Ed è proprio qui che si cela il messaggio insolito dell’artista: di fronte all’incombere dell’oscurità, che nasconde la malizia di Erode, le trame del potere, le stragi di vittime innocenti, solo il gesto semplice e potente dell’adorazione ci salverà. Così l’antico magio del Bitino resta inginocchiato da secoli, per ricordare a noi che il rimedio ai nostri mali non sta nelle nostre capacità diplomatiche, nelle nostre strutture di difesa o di potere, ma sta nell’affidarsi a Colui che davvero regge le sorti del mondo e la coscienza dei singoli.

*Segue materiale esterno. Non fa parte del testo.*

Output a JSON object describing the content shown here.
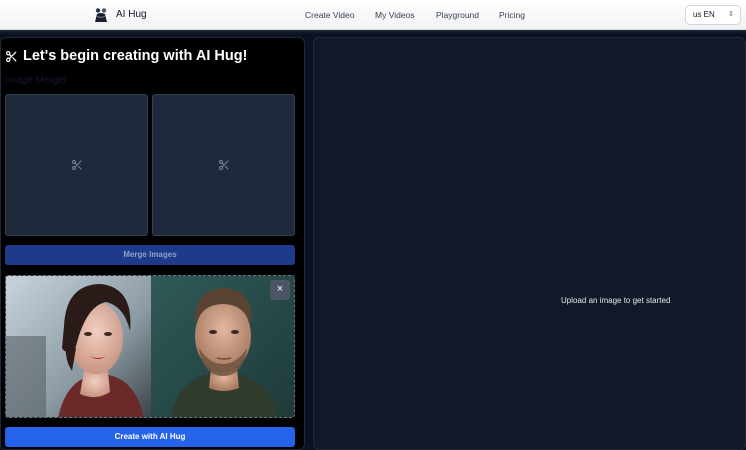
{
  "header": {
    "brand": "AI Hug",
    "nav": [
      "Create Video",
      "My Videos",
      "Playground",
      "Pricing"
    ],
    "language": {
      "flag_code": "us",
      "value": "EN"
    }
  },
  "left": {
    "heading": "Let's begin creating with AI Hug!",
    "section_label": "Image Merger",
    "slot_icons": [
      "scissors-icon",
      "scissors-icon"
    ],
    "merge_button": "Merge Images",
    "close_symbol": "×",
    "create_button": "Create with AI Hug"
  },
  "right": {
    "empty_message": "Upload an image to get started"
  },
  "colors": {
    "primary": "#2563eb",
    "merge": "#1e3a8a",
    "panel": "#111827",
    "slot": "#1e293b"
  }
}
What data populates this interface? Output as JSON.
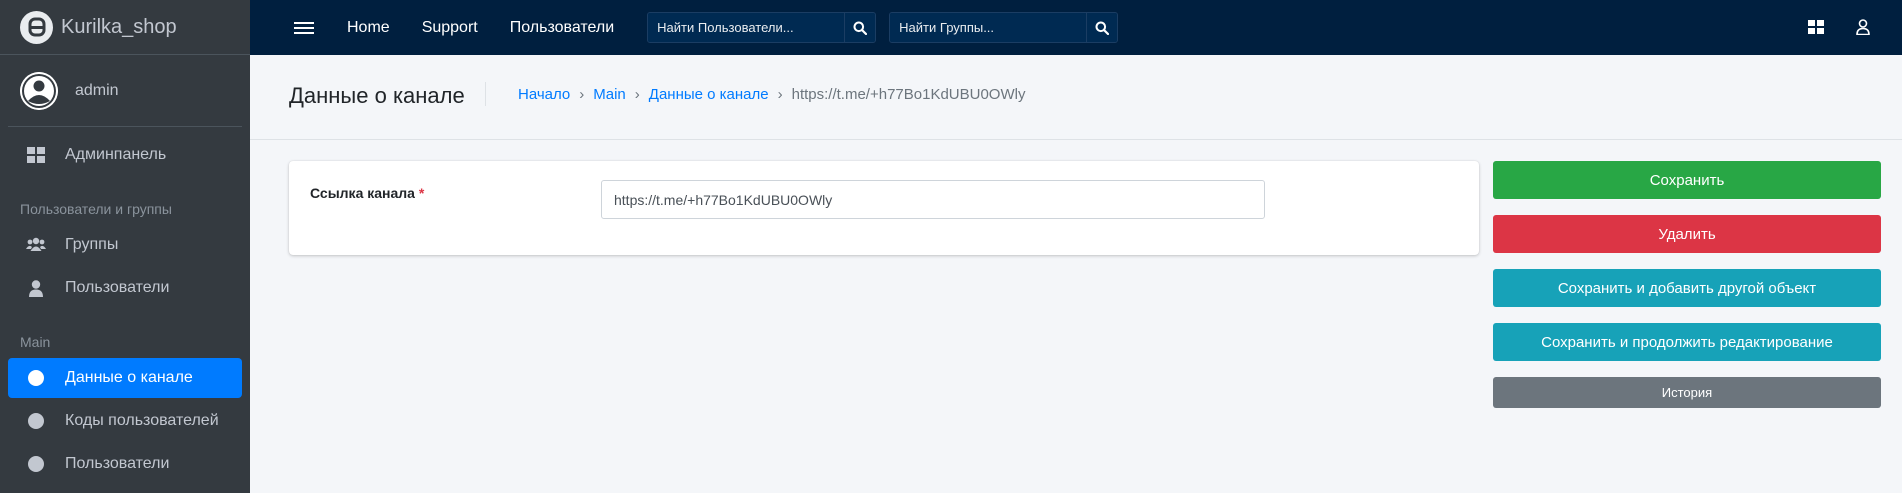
{
  "sidebar": {
    "brand": "Kurilka_shop",
    "user": "admin",
    "items": [
      {
        "label": "Админпанель"
      },
      {
        "header": "Пользователи и группы"
      },
      {
        "label": "Группы"
      },
      {
        "label": "Пользователи"
      },
      {
        "header": "Main"
      },
      {
        "label": "Данные о канале",
        "active": true
      },
      {
        "label": "Коды пользователей"
      },
      {
        "label": "Пользователи"
      }
    ]
  },
  "topbar": {
    "links": [
      "Home",
      "Support",
      "Пользователи"
    ],
    "search_users_placeholder": "Найти Пользователи...",
    "search_groups_placeholder": "Найти Группы..."
  },
  "header": {
    "title": "Данные о канале",
    "breadcrumb": [
      "Начало",
      "Main",
      "Данные о канале"
    ],
    "breadcrumb_current": "https://t.me/+h77Bo1KdUBU0OWly"
  },
  "form": {
    "label": "Ссылка канала",
    "required_mark": "*",
    "value": "https://t.me/+h77Bo1KdUBU0OWly"
  },
  "actions": {
    "save": "Сохранить",
    "delete": "Удалить",
    "save_add": "Сохранить и добавить другой объект",
    "save_continue": "Сохранить и продолжить редактирование",
    "history": "История"
  },
  "colors": {
    "sidebar_bg": "#343a40",
    "topbar_bg": "#001f3f",
    "active": "#007bff",
    "success": "#28a745",
    "danger": "#dc3545",
    "info": "#17a2b8",
    "secondary": "#6c757d"
  }
}
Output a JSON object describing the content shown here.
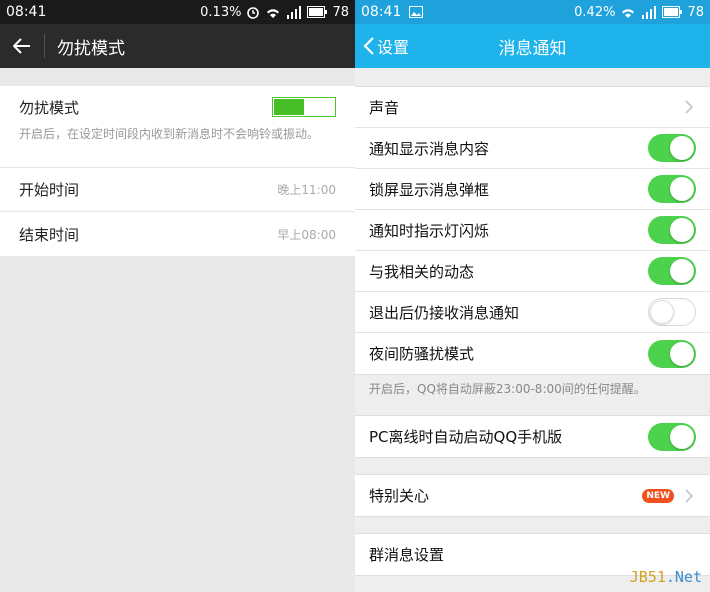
{
  "left": {
    "status": {
      "time": "08:41",
      "speed": "0.13%",
      "battery": "78"
    },
    "title": "勿扰模式",
    "dnd": {
      "label": "勿扰模式",
      "desc": "开启后，在设定时间段内收到新消息时不会响铃或振动。",
      "enabled": true
    },
    "start": {
      "label": "开始时间",
      "value": "晚上11:00"
    },
    "end": {
      "label": "结束时间",
      "value": "早上08:00"
    }
  },
  "right": {
    "status": {
      "time": "08:41",
      "speed": "0.42%",
      "battery": "78"
    },
    "back_label": "设置",
    "title": "消息通知",
    "rows": [
      {
        "label": "声音",
        "type": "chevron"
      },
      {
        "label": "通知显示消息内容",
        "type": "toggle",
        "on": true
      },
      {
        "label": "锁屏显示消息弹框",
        "type": "toggle",
        "on": true
      },
      {
        "label": "通知时指示灯闪烁",
        "type": "toggle",
        "on": true
      },
      {
        "label": "与我相关的动态",
        "type": "toggle",
        "on": true
      },
      {
        "label": "退出后仍接收消息通知",
        "type": "toggle",
        "on": false
      },
      {
        "label": "夜间防骚扰模式",
        "type": "toggle",
        "on": true
      }
    ],
    "night_note": "开启后，QQ将自动屏蔽23:00-8:00间的任何提醒。",
    "pc_row": {
      "label": "PC离线时自动启动QQ手机版",
      "on": true
    },
    "special": {
      "label": "特别关心",
      "badge": "NEW"
    },
    "group_settings": {
      "label": "群消息设置"
    }
  },
  "watermark": {
    "part1": "JB51",
    "part2": ".Net"
  },
  "colors": {
    "toggle_on": "#4cd24c",
    "accent_blue": "#1fb3ec",
    "badge_red": "#f0501e"
  }
}
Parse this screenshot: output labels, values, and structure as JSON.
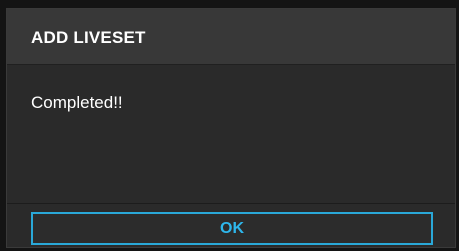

Forse fu proprio questo messaggio a colpire il Presidente italiano: è grave il carico nell’esercizio di un potere, ma questo può essere alleggerito e condiviso dal riconoscimento che un Altro sta portando per noi e con noi il peso della storia. La figlia di Matterella colse la sproporzione della Vergine Maria rispetto all’architettura che le sta dietro e domandò il suo significato: le pietre di un edificio raccontano sì, tanta storia e sono spesso edificanti, pur tuttavia sono le pietre vive di chi dice il proprio sì quotidiano – come Maria – a costruire davvero la storia degli uomini. Perciò Maria è più grande dell’edificio della chiesa: ella rappresenta quella Chiesa fatta di uomini e donne che nel tempo hanno fatto la storia. È la sua silhouette che mostra quella stella assente nell’affresco, ella mostra gli effetti della luce dell’astro e rivela la Chiesa, una Chiesa in cui, direbbe Eliot, è innata la verità.